Il buon timoniere, riavutosi, rispose:

– Nessuno meglio di Lei, Comandante, potrebbe dettare un tal motto.

D’Annunzio pensò un momento...

Bisogna soffermarci e ricostruire la scena: il timoniere, che abbrancato alla ruota attende ansioso il responso, mentre la spruzzaglia irosa asperge e il vento sferza i due uomini; mentre, rimorchiati verso l’Ignoto, i tre M.A.S. si preparano a staccarsi dai cacciatorpediniere come lupatti dal fianco della madre.

No, non è la speranza che anima il movimento, perché i Trenta Motonauti sono già «al di là della speranza» o, per meglio dire, sono «contro» la speranza. Ciascuno di essi porta sul cuore il suo viatico tricolore, una bandieretta, «una favilla della bandiera grande», che il Poeta ha distribuito ad ogni compagno prima della partenza da Venezia.

Orbene, nel piccolo tricolore, come dirà Lui stesso nella Canzone del Quarnaro, e come, certo, già pensa, il verde è «disperato»...

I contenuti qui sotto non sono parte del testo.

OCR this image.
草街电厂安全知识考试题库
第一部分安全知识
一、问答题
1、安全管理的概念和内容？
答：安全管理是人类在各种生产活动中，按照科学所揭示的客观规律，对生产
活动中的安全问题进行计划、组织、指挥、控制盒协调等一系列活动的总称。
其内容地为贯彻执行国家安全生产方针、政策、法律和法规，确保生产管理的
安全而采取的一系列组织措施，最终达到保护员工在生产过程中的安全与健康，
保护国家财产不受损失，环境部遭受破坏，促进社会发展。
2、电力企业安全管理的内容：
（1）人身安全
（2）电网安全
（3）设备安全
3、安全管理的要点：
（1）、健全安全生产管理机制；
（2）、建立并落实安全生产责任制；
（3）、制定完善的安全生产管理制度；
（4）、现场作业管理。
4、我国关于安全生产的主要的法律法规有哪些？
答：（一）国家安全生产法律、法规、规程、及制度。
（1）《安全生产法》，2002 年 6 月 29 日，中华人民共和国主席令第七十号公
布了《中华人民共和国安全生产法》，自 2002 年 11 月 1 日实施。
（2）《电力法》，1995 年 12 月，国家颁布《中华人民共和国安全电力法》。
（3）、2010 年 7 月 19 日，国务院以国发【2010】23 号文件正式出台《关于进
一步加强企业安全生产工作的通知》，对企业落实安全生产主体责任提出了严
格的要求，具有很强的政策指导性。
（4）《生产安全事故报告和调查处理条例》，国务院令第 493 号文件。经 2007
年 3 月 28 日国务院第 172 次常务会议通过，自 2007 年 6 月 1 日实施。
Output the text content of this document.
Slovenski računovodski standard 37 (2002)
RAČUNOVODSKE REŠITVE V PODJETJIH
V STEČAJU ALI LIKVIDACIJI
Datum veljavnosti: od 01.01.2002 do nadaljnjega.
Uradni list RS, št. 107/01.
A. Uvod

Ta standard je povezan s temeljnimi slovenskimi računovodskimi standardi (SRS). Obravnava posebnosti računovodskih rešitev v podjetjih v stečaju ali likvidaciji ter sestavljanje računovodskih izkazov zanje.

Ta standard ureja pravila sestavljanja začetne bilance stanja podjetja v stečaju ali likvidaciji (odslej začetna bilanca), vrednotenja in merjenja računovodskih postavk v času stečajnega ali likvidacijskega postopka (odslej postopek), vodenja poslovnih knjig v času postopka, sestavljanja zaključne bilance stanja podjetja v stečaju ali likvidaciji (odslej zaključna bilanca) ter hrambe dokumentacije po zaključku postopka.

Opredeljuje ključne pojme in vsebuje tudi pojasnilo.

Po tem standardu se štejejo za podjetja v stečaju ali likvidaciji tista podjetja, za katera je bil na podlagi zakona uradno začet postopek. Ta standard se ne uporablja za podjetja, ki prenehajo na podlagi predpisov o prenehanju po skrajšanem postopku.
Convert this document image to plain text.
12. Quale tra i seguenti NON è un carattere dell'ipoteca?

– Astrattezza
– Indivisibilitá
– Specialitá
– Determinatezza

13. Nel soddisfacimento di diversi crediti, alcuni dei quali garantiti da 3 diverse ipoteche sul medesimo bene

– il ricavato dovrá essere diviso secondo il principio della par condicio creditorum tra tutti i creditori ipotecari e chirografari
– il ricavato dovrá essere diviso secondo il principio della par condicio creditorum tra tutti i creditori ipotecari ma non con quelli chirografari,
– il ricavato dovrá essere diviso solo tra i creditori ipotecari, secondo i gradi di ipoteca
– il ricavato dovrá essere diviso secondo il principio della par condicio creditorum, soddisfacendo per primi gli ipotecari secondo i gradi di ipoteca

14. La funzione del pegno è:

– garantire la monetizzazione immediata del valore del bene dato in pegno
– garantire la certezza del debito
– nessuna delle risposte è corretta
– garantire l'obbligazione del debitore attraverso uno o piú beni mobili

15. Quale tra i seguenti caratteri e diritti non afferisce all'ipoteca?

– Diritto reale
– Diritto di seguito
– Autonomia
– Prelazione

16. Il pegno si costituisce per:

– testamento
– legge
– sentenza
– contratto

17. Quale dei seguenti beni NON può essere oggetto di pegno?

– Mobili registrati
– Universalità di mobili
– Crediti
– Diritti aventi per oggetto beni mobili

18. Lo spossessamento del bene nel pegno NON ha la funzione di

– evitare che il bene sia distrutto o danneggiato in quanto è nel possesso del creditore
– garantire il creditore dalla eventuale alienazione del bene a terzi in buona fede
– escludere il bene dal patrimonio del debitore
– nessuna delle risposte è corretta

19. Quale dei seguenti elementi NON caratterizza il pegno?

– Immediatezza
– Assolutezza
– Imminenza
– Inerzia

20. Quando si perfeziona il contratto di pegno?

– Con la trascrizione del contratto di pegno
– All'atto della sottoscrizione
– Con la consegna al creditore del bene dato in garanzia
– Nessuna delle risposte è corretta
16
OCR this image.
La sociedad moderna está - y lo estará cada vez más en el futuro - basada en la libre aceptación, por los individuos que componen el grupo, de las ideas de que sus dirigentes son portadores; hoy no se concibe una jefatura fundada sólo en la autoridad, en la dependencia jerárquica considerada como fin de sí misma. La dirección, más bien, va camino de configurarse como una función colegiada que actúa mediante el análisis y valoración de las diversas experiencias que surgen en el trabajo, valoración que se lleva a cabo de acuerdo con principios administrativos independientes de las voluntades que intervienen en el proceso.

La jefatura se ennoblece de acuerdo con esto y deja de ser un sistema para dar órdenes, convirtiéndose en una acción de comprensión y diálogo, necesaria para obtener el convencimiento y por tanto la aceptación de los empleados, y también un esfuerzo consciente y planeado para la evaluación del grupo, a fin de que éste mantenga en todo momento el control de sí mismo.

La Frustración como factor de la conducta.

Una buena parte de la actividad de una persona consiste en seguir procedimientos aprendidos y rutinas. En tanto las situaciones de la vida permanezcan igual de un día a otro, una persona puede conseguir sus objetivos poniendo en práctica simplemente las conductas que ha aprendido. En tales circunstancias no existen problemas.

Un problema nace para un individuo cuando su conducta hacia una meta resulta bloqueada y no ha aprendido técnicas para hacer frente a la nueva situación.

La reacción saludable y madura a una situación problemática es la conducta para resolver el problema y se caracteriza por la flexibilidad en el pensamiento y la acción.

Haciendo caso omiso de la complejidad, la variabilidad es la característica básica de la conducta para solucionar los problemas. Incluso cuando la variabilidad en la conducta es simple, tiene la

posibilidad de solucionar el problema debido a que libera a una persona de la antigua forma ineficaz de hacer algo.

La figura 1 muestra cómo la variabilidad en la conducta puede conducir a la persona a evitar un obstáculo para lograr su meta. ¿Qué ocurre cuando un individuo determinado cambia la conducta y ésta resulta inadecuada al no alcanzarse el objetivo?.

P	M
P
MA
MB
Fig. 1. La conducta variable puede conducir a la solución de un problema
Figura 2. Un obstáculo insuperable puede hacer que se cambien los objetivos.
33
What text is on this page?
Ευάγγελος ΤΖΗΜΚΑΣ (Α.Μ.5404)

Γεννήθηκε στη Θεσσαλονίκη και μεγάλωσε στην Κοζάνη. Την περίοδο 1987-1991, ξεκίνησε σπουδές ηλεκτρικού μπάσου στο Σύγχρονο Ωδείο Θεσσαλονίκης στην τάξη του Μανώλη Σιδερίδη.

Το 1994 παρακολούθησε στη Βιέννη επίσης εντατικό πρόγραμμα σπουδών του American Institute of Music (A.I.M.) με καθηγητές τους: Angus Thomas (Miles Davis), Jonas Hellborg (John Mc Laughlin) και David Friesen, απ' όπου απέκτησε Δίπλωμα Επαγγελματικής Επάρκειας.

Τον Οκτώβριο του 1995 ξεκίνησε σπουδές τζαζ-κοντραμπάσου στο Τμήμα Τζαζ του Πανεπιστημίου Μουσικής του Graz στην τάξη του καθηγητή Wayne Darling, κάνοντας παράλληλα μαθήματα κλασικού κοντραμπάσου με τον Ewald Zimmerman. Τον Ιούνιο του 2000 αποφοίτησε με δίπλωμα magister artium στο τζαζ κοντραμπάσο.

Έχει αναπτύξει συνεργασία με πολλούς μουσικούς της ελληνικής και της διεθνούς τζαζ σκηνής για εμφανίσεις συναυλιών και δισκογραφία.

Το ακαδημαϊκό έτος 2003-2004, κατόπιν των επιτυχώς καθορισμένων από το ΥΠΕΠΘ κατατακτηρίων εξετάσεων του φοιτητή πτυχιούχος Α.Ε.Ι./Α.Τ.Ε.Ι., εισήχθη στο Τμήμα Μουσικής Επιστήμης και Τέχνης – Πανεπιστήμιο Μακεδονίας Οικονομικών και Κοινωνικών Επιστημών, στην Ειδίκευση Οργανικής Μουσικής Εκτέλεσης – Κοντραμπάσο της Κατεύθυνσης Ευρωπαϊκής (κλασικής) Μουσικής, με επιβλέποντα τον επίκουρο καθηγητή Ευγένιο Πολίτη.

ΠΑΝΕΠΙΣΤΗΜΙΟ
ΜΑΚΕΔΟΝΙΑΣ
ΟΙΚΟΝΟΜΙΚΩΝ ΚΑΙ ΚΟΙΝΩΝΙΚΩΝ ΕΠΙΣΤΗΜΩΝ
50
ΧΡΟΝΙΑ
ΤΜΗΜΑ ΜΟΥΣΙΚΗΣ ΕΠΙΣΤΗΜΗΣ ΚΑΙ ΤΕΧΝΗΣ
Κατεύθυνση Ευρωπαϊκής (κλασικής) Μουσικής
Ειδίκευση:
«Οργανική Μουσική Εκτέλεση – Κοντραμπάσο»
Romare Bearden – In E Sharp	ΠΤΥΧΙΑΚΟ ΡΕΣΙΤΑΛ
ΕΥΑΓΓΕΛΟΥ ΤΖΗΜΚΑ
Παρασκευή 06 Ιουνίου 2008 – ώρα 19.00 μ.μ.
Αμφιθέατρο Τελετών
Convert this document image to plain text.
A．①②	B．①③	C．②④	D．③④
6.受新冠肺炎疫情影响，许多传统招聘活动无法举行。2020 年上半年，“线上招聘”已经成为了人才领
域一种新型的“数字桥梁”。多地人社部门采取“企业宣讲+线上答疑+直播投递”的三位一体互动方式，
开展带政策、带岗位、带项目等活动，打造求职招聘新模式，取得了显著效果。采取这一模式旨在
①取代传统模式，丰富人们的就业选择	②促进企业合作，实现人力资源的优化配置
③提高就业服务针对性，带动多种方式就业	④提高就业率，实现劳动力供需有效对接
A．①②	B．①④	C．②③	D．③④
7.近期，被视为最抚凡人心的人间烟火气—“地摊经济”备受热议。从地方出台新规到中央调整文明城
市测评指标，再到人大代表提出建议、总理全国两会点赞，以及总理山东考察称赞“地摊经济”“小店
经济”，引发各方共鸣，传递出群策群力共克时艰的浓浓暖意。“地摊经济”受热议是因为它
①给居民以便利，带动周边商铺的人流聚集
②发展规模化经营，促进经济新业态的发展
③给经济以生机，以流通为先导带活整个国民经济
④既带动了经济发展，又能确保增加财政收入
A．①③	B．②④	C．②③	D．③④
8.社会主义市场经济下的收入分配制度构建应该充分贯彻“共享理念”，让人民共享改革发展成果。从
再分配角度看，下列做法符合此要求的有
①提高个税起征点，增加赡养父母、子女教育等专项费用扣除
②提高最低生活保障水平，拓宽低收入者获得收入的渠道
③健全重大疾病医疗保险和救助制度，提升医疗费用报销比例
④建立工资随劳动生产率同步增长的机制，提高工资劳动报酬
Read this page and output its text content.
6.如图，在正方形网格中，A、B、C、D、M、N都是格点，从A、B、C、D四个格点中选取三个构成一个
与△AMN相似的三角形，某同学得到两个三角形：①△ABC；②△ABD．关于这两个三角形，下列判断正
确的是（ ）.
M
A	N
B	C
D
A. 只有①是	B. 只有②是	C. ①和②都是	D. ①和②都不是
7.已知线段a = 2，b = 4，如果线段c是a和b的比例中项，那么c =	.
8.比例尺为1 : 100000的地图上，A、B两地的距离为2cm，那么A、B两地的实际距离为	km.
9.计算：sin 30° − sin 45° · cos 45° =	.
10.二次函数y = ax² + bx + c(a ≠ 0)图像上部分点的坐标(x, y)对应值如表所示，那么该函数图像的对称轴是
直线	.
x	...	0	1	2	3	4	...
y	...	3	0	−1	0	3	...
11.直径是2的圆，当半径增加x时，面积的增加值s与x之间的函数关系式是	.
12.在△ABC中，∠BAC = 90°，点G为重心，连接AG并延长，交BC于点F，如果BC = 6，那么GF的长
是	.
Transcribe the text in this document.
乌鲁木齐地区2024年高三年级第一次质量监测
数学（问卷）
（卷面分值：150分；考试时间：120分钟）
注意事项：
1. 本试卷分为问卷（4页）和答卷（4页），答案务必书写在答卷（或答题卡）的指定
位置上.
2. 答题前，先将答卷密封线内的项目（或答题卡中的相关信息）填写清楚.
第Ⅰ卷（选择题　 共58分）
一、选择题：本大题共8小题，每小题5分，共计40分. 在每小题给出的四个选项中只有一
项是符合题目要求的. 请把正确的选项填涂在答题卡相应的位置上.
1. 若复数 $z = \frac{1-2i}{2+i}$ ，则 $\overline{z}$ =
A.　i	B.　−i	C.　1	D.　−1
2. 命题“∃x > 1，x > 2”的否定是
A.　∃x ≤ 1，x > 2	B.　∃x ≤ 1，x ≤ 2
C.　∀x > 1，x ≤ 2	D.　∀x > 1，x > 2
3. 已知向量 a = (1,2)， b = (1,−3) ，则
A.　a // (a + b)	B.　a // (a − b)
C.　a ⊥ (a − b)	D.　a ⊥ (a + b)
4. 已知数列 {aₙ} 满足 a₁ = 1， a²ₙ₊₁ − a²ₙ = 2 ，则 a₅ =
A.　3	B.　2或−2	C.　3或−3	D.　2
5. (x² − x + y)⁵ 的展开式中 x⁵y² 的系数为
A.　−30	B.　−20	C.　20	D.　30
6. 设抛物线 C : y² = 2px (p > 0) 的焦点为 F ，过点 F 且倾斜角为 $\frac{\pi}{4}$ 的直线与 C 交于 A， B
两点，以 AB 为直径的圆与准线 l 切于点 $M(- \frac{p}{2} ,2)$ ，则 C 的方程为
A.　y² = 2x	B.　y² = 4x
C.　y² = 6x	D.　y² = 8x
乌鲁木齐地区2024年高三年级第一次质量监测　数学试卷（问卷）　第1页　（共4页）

Gabriele d’Annunzio pensò un momento.

Ricordò le imprese di Goiran e di Berardinelli, di Ciano e di Rizzo, i due prediletti camerati che erano con lui a quella nuova impresa beffarda, ricordò Pagano di Melito e tutti gli eroi dei M.A.S..

Nella notte buia guizzò il lampo del suo Genio e nacque il motto preciso, la leggenda dell’ardimento perenne.

Un motto che non vanta l’impresa compiuta, ma impone di compiere la nuova in progetto; un motto che non è esaltazione, auto-esaltazione orgogliosa, né invocazione rivolta alla Divinità protettrice, ma è, nella decisa forma imperativa, un ammonimento severo, anzi, un comando militare.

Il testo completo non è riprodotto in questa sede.